Hardly anybody is complaining about single-user systems
-------------------------------------------------------
        Personal computers and workstations have been spreading like wildfire
        for almost ten years.  Despite occasional gripes about incompatible
        file formats or similar hassles, most people are satisfied that they
        can:

            o Write and print a beautiful document, even though the recipients
              cannot reformat or edit the information.

            o Generate great tables and graphs from raw statistical data, even
              though the recipients cannot translate the output back into raw
              form to experiment with it or build on it.

        And so on.  We must thus look for reasons people DON'T want the
        advantages of shared computer data and resources.


The competitive advantage of non-sharable resources
---------------------------------------------------
        Imagine a typical professional use of computers:  a consultant
        bidding on some kind of project.  The sequence of activities is
        something like:

                         Analyze
           Requirements  ------->              Write up/Format
                                   Develop bid ---------------> Proposal
           Your own data ------->

        If your analysis tools let you develop a cost faster, more accurately,
        more flexibly, or just more impressive to outsiders, you have a
        competitive advantage over other bidders.  You definitely do not want
        the buyer, much less your competitors, to play around with your raw
        data or to examine your tools closely.

        Similarly, on just the psychological side, your written proposal is
        much more impressive as a whiz-ding laser-printed document than as
        pure text that the buyer can handle electronically.

        The same incentives to hoard exist within a single organization, too.
        See the well-known book by Shoshana Zuboff [1].  So we're going to
        have to confont the incentives head-on.

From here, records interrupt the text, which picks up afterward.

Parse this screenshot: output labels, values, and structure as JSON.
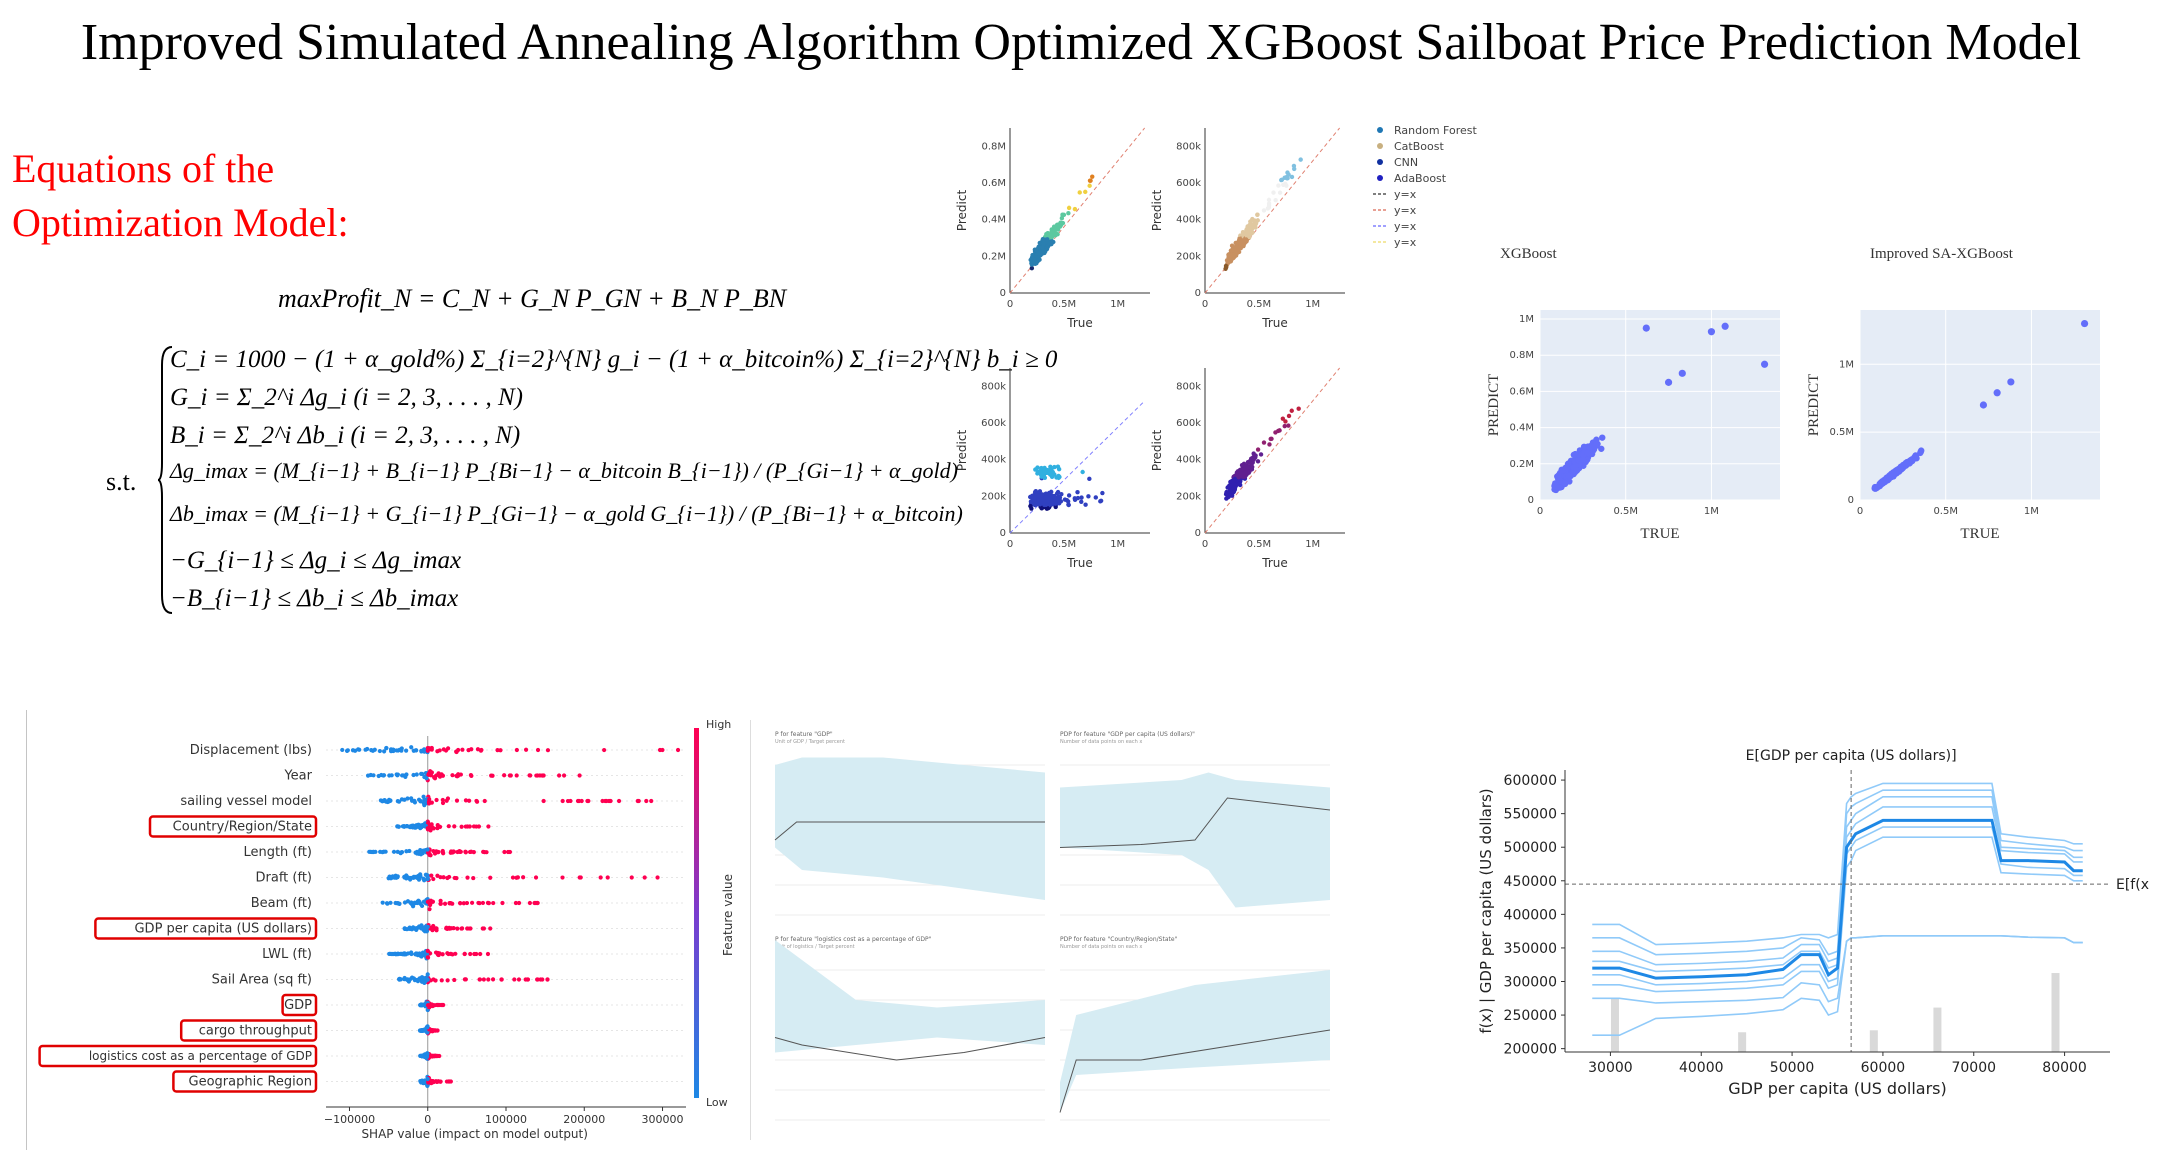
{
  "title": "Improved Simulated Annealing Algorithm Optimized XGBoost Sailboat Price Prediction Model",
  "equations": {
    "heading_line1": "Equations of the",
    "heading_line2": "Optimization Model:",
    "objective": "maxProfit_N = C_N + G_N P_GN + B_N P_BN",
    "st": "s.t.",
    "constraints": [
      "C_i = 1000 − (1 + α_gold%) Σ_{i=2}^{N} g_i − (1 + α_bitcoin%) Σ_{i=2}^{N} b_i ≥ 0",
      "G_i = Σ_2^i Δg_i   (i = 2, 3, . . . , N)",
      "B_i = Σ_2^i Δb_i   (i = 2, 3, . . . , N)",
      "Δg_imax = (M_{i−1} + B_{i−1} P_{Bi−1} − α_bitcoin B_{i−1}) / (P_{Gi−1} + α_gold)",
      "Δb_imax = (M_{i−1} + G_{i−1} P_{Gi−1} − α_gold G_{i−1}) / (P_{Bi−1} + α_bitcoin)",
      "−G_{i−1} ≤ Δg_i ≤ Δg_imax",
      "−B_{i−1} ≤ Δb_i ≤ Δb_imax"
    ]
  },
  "chart_data": [
    {
      "type": "scatter",
      "panel": "Random Forest",
      "xlabel": "True",
      "ylabel": "Predict",
      "x_ticks": [
        "0",
        "0.5M",
        "1M"
      ],
      "y_ticks": [
        "0",
        "0.2M",
        "0.4M",
        "0.6M",
        "0.8M"
      ],
      "xlim": [
        0,
        1300000
      ],
      "ylim": [
        0,
        900000
      ],
      "colors": [
        "#1a2a6e",
        "#2a7fb0",
        "#5cc8a0",
        "#f0d040",
        "#e08020",
        "#c02010"
      ]
    },
    {
      "type": "scatter",
      "panel": "CatBoost",
      "xlabel": "True",
      "ylabel": "Predict",
      "x_ticks": [
        "0",
        "0.5M",
        "1M"
      ],
      "y_ticks": [
        "0",
        "200k",
        "400k",
        "600k",
        "800k"
      ],
      "xlim": [
        0,
        1300000
      ],
      "ylim": [
        0,
        900000
      ],
      "colors": [
        "#8a5a2a",
        "#c89060",
        "#e0c8a0",
        "#f0f0f0",
        "#80c0e0",
        "#2060a0"
      ]
    },
    {
      "type": "scatter",
      "panel": "CNN",
      "xlabel": "True",
      "ylabel": "Predict",
      "x_ticks": [
        "0",
        "0.5M",
        "1M"
      ],
      "y_ticks": [
        "0",
        "200k",
        "400k",
        "600k",
        "800k"
      ],
      "xlim": [
        0,
        1300000
      ],
      "ylim": [
        0,
        900000
      ],
      "colors": [
        "#10107a",
        "#3040c0",
        "#30b0e0",
        "#60e0f0",
        "#f0d020",
        "#c00000"
      ]
    },
    {
      "type": "scatter",
      "panel": "AdaBoost",
      "xlabel": "True",
      "ylabel": "Predict",
      "x_ticks": [
        "0",
        "0.5M",
        "1M"
      ],
      "y_ticks": [
        "0",
        "200k",
        "400k",
        "600k",
        "800k"
      ],
      "xlim": [
        0,
        1300000
      ],
      "ylim": [
        0,
        900000
      ],
      "colors": [
        "#1010d0",
        "#3020b0",
        "#602090",
        "#902070",
        "#c02040",
        "#ff0000"
      ]
    },
    {
      "type": "legend",
      "entries": [
        {
          "label": "Random Forest",
          "color": "#1f77b4",
          "kind": "dot"
        },
        {
          "label": "CatBoost",
          "color": "#c8b080",
          "kind": "dot"
        },
        {
          "label": "CNN",
          "color": "#1030a0",
          "kind": "dot"
        },
        {
          "label": "AdaBoost",
          "color": "#2020c0",
          "kind": "dot"
        },
        {
          "label": "y=x",
          "color": "#555555",
          "kind": "dash"
        },
        {
          "label": "y=x",
          "color": "#e08070",
          "kind": "dash"
        },
        {
          "label": "y=x",
          "color": "#8080ff",
          "kind": "dash"
        },
        {
          "label": "y=x",
          "color": "#f0e080",
          "kind": "dash"
        }
      ]
    },
    {
      "type": "scatter",
      "title": "XGBoost",
      "xlabel": "TRUE",
      "ylabel": "PREDICT",
      "x_ticks": [
        "0",
        "0.5M",
        "1M"
      ],
      "y_ticks": [
        "0",
        "0.2M",
        "0.4M",
        "0.6M",
        "0.8M",
        "1M"
      ],
      "xlim": [
        0,
        1400000
      ],
      "ylim": [
        0,
        1050000
      ],
      "color": "#636efa",
      "outliers": [
        [
          620000,
          950000
        ],
        [
          1000000,
          930000
        ],
        [
          1080000,
          960000
        ],
        [
          1310000,
          750000
        ],
        [
          830000,
          700000
        ],
        [
          750000,
          650000
        ]
      ]
    },
    {
      "type": "scatter",
      "title": "Improved SA-XGBoost",
      "xlabel": "TRUE",
      "ylabel": "PREDICT",
      "x_ticks": [
        "0",
        "0.5M",
        "1M"
      ],
      "y_ticks": [
        "0",
        "0.5M",
        "1M"
      ],
      "xlim": [
        0,
        1400000
      ],
      "ylim": [
        0,
        1400000
      ],
      "color": "#636efa",
      "outliers": [
        [
          1310000,
          1300000
        ],
        [
          880000,
          870000
        ],
        [
          800000,
          790000
        ],
        [
          720000,
          700000
        ]
      ]
    },
    {
      "type": "beeswarm",
      "features": [
        "Displacement (lbs)",
        "Year",
        "sailing vessel model",
        "Country/Region/State",
        "Length (ft)",
        "Draft (ft)",
        "Beam (ft)",
        "GDP per capita (US dollars)",
        "LWL (ft)",
        "Sail Area (sq ft)",
        "GDP",
        "cargo throughput",
        "logistics cost as a percentage of GDP",
        "Geographic Region"
      ],
      "highlighted": [
        "Country/Region/State",
        "GDP per capita (US dollars)",
        "GDP",
        "cargo throughput",
        "logistics cost as a percentage of GDP",
        "Geographic Region"
      ],
      "spread": [
        [
          -120000,
          320000
        ],
        [
          -80000,
          220000
        ],
        [
          -60000,
          290000
        ],
        [
          -40000,
          80000
        ],
        [
          -80000,
          120000
        ],
        [
          -50000,
          300000
        ],
        [
          -60000,
          150000
        ],
        [
          -30000,
          90000
        ],
        [
          -50000,
          80000
        ],
        [
          -40000,
          160000
        ],
        [
          -10000,
          20000
        ],
        [
          -10000,
          15000
        ],
        [
          -10000,
          15000
        ],
        [
          -10000,
          35000
        ]
      ],
      "xlabel": "SHAP value (impact on model output)",
      "x_ticks": [
        "−100000",
        "0",
        "100000",
        "200000",
        "300000"
      ],
      "xlim": [
        -130000,
        330000
      ],
      "colorbar_label": "Feature value",
      "colorbar_high": "High",
      "colorbar_low": "Low",
      "colors": {
        "low": "#1e88e5",
        "high": "#ff0051"
      }
    },
    {
      "type": "line",
      "title": "PDP for feature \"GDP per capita (US dollars)\"",
      "xlabel": "GDP per capita (US dollars)",
      "ylabel": "f(x) | GDP per capita (US dollars)",
      "x_ticks": [
        30000,
        40000,
        50000,
        60000,
        70000,
        80000
      ],
      "y_ticks": [
        200000,
        250000,
        300000,
        350000,
        400000,
        450000,
        500000,
        550000,
        600000
      ],
      "xlim": [
        25000,
        85000
      ],
      "ylim": [
        195000,
        615000
      ],
      "top_annotation": "E[GDP per capita (US dollars)]",
      "right_annotation": "E[f(x)]",
      "expected_x": 56500,
      "expected_fx": 445000,
      "x": [
        28000,
        31000,
        35000,
        40000,
        45000,
        49000,
        51000,
        53000,
        54000,
        55000,
        56000,
        56500,
        57000,
        60000,
        65000,
        70000,
        72000,
        73000,
        76000,
        80000,
        81000,
        82000
      ],
      "mean": [
        320000,
        320000,
        305000,
        307000,
        310000,
        318000,
        340000,
        340000,
        310000,
        320000,
        500000,
        510000,
        520000,
        540000,
        540000,
        540000,
        540000,
        480000,
        480000,
        478000,
        465000,
        465000
      ],
      "ice": [
        [
          385000,
          385000,
          355000,
          357000,
          360000,
          365000,
          370000,
          370000,
          365000,
          370000,
          565000,
          575000,
          580000,
          595000,
          595000,
          595000,
          595000,
          520000,
          515000,
          510000,
          505000,
          505000
        ],
        [
          365000,
          365000,
          340000,
          342000,
          345000,
          350000,
          365000,
          362000,
          340000,
          345000,
          550000,
          560000,
          565000,
          585000,
          585000,
          585000,
          585000,
          510000,
          505000,
          500000,
          495000,
          495000
        ],
        [
          345000,
          345000,
          325000,
          327000,
          330000,
          335000,
          355000,
          355000,
          330000,
          335000,
          530000,
          540000,
          550000,
          575000,
          575000,
          575000,
          575000,
          500000,
          498000,
          495000,
          485000,
          485000
        ],
        [
          330000,
          330000,
          315000,
          317000,
          320000,
          325000,
          345000,
          345000,
          320000,
          325000,
          515000,
          525000,
          535000,
          560000,
          560000,
          560000,
          560000,
          495000,
          492000,
          490000,
          478000,
          478000
        ],
        [
          310000,
          310000,
          295000,
          297000,
          300000,
          305000,
          325000,
          325000,
          300000,
          305000,
          490000,
          500000,
          510000,
          530000,
          530000,
          530000,
          530000,
          475000,
          470000,
          468000,
          458000,
          458000
        ],
        [
          295000,
          295000,
          285000,
          287000,
          290000,
          295000,
          315000,
          315000,
          290000,
          295000,
          470000,
          480000,
          495000,
          515000,
          515000,
          515000,
          515000,
          462000,
          460000,
          458000,
          450000,
          450000
        ],
        [
          275000,
          275000,
          268000,
          270000,
          272000,
          276000,
          298000,
          295000,
          270000,
          275000,
          360000,
          365000,
          365000,
          368000,
          368000,
          368000,
          368000,
          368000,
          366000,
          365000,
          358000,
          358000
        ],
        [
          220000,
          220000,
          245000,
          248000,
          252000,
          258000,
          275000,
          272000,
          250000,
          255000,
          360000,
          365000,
          365000,
          368000,
          368000,
          368000,
          368000,
          368000,
          366000,
          365000,
          358000,
          358000
        ]
      ],
      "histogram": [
        {
          "x": 30500,
          "h": 0.55
        },
        {
          "x": 44500,
          "h": 0.2
        },
        {
          "x": 59000,
          "h": 0.22
        },
        {
          "x": 66000,
          "h": 0.45
        },
        {
          "x": 79000,
          "h": 0.8
        }
      ],
      "colors": {
        "mean": "#1e88e5",
        "ice": "#90caf9",
        "hist": "#d9d9d9"
      }
    }
  ],
  "small_pdps": [
    {
      "title": "P for feature \"GDP\"",
      "subtitle": "Unit of GDP / Target percent"
    },
    {
      "title": "PDP for feature \"GDP per capita (US dollars)\"",
      "subtitle": "Number of data points on each x"
    },
    {
      "title": "P for feature \"logistics cost as a percentage of GDP\"",
      "subtitle": "Unit of logistics / Target percent"
    },
    {
      "title": "PDP for feature \"Country/Region/State\"",
      "subtitle": "Number of data points on each x"
    }
  ]
}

Consensus as the antithesis of competitive advantage
----------------------------------------------------
        If I am not being presumptuous, it seems to me that the
        collaborative-computing/groupware community wants to change
        fundamental assumptions about typical activities.  We'd like to model
        the activities as shared access to a common set of data and tools:


           Requirements     ---> | 
                                 | 
           Bidder 1's data  ---> |
                                 |      Buyer's analysis    --->
           Bidder 2's data  ---> | -->  Bidder 1's analysis --->     etc.
                                 |      Bidder 2's analysis --->
                .                | 
                .           ---> | 
                .                | 


        where the buyer and bidders come to a consensus on what requirements
        mean, what data is relevant, what tools are valid, etc.  I think we
        all know how threatening such a model is.  But beyond selfishness,
        people avoid the model because it implies a lot more work
        communicating and transferring interpretive skills.  I'm not sure the
        proponents of collaborative computing have figured out how much extra
        effort this is.


Intuitive, interpretive knowledge is difficult to manage
--------------------------------------------------------
        It's easy to train someone to use computer tools.  The hard part is to
        understand their output.  But this is a prerequisite for productive
        and responsible use of shared resources:  experienced users must
        transfer their skills to everybody else who shares the data base.

        Since these skills, of course, are fuzzy and intuitive, a lot of
        people don't know how to transfer them.  Nor is there any clear
        endpoint or quantitative standard for the process.


Conclusion:  we must press for responsible understanding of real-life domains
-----------------------------------------------------------------------------
        Here we encounter an old, familiar issue:  the complexity of the
        interactions between technology and social organization.  The
        prerequisites for sharing computer resources are the same as for any
        honest low-tech actitivity.  

        If we want people to work together, not to be mystified and misled,
        and to make the best use of their resources, they must communicate
        their beliefs and methods to each other.  Probably, this means a
        recursive kind of explaining and listening, intensively
        person-to-person and unformalizable.

        This training in real-life issues is more important than the
        particular tools or data structures used to make a collaborative
        environment -- but of course, the proper choices of tools and data
        structures can make the process go better.  In any case, collaborative
        computing is not just a peer-to-peer free-for-all.  It is a means of
        transferring knowledge and building a cohesive community.

Reference
----------
        Zuboff, Shoshana, In the Age of the Smart Machine:  The Future of Work
        and Power, Basic Books, New York, NY, 1984.